Johnson doesn’t deny that the legislature has the authority to change the boundaries of a water district, but he opposes the way it was done and the reason it was done.

"The fight in Hudspeth County is not about preserving the farmers’ right to farm, but rather preserving those billionaires’ right to benefit from production of groundwater in the future for a purpose entirely different from farming.

"Most all of the farming is concentrated right around Dell City," Johnson continues. "It’s those existing farms that have all the rights while others who also clearly have access to the resource don’t have any rights at all, and it’s largely because of the way the district has written their rules.

"The way I read Chapter 36 is that to the extent that it is a new use, which selling water to the City of El Paso clearly is, everyone should have an equal right to participate in that revenue stream.

"I’m of the belief that all landowners have a property right in their groundwater, and they should be free to exercise that right. They should have the right to determine how and to what extent and for what purpose they use that property," Johnson reiterates.

That said, the litigator admits that the right to capture is not a perfect law, particularly in terms of protecting the groundwater resources of the state of Texas. Johnson, however, reiterates that the courts will be inherently reluctant to change a law that has been in existence for more than 100 years.

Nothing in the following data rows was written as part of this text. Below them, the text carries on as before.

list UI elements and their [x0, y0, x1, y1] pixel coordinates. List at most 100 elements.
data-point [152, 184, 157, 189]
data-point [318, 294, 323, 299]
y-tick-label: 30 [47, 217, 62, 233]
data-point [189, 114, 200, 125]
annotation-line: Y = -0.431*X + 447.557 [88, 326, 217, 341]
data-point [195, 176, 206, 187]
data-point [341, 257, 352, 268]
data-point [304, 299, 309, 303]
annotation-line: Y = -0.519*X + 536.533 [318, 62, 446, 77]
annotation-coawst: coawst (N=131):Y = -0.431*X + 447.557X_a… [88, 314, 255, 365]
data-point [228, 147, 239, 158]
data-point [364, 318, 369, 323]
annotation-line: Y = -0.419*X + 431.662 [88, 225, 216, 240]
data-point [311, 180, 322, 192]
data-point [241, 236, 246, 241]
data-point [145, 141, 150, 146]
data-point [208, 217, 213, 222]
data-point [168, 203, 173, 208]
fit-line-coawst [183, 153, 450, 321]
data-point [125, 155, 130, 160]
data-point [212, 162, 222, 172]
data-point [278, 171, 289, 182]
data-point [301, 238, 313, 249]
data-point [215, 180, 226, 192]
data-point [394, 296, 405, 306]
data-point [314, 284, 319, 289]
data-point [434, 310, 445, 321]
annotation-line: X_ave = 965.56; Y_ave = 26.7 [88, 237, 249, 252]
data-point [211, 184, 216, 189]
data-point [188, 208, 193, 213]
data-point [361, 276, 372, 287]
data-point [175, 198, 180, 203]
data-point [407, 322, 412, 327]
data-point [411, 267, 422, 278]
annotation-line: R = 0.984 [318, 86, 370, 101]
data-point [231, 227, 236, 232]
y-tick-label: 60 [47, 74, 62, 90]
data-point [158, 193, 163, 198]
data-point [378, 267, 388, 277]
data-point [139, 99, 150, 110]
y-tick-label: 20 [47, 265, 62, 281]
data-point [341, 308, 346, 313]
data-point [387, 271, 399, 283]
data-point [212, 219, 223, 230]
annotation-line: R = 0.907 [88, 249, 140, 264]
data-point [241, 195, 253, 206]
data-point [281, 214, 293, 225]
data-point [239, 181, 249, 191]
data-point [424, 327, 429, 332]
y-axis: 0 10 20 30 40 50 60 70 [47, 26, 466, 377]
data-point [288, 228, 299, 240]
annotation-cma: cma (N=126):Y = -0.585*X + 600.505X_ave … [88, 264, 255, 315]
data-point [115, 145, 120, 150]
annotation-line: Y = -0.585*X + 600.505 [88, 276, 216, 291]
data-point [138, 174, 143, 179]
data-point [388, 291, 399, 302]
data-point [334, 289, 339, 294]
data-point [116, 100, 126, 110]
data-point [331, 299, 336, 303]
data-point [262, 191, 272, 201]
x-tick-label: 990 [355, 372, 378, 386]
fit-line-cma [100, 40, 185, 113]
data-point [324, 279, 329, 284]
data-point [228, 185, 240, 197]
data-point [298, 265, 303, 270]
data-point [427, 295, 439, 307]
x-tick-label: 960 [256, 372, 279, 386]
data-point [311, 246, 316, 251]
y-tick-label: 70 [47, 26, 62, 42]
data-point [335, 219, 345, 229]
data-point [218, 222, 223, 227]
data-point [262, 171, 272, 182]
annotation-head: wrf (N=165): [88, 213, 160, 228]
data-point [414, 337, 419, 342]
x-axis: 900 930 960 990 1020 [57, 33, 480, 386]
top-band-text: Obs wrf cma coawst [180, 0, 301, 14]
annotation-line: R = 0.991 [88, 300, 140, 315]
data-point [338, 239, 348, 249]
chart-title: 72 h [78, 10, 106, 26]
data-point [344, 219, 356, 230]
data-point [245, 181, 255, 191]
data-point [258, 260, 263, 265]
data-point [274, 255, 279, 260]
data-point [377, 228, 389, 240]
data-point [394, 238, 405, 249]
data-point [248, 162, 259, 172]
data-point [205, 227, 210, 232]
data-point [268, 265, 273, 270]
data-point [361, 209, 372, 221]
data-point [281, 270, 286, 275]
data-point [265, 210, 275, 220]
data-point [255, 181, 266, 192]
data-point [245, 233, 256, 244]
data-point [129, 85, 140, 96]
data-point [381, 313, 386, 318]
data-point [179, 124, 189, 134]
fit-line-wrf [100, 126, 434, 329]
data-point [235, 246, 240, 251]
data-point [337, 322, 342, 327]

"If the Supreme Court decided to change the rule of capture and apply a reasonable use rule or correlative rights rule, all those industries that have been relying on groundwater based on their rule of capture all of a sudden would be looking at how much land they own versus how much water they use. Their whole investment could be jeopardized because of their lack of land ownership.

"Take the city of Bryan, for example. They have municipal wells located on five-acre tracts, so their total land ownership associated with their groundwater production is maybe 100 acres, and yet they’re producing enough water for the entire city.

"If the courts decided to put correlative rights in place, then Bryan would only have 100 acres worth of water rights. All of a sudden the city doesn’t own enough land to produce nearly enough water to supply their city. What do they do then?

"So will the courts change the right to capture? No. Will the legislature change it somehow? Most likely."

Johnson says there is a lot of talk about the need for statewide supervision of groundwater districts.

"I think the legislature is going to have to take a hard look at the abuse of power by some groundwater districts. By and large, the problems are only being created in a few districts.

"Should the answer be to take away those powers? I’m not an advocate of that. I think that local control makes sense as long as that local control is limited or constrained by management of the resource issues and not location of use issues," he says. "There may be, however, some real merit to having a state agency or a branch of government to supervise the exercise of powers by these groundwater districts.

"I would think that the rest of these districts are going to be anxious to see some resolution in these maverick districts that doesn’t result in an obliteration of power of all underground water districts," Johnson concludes.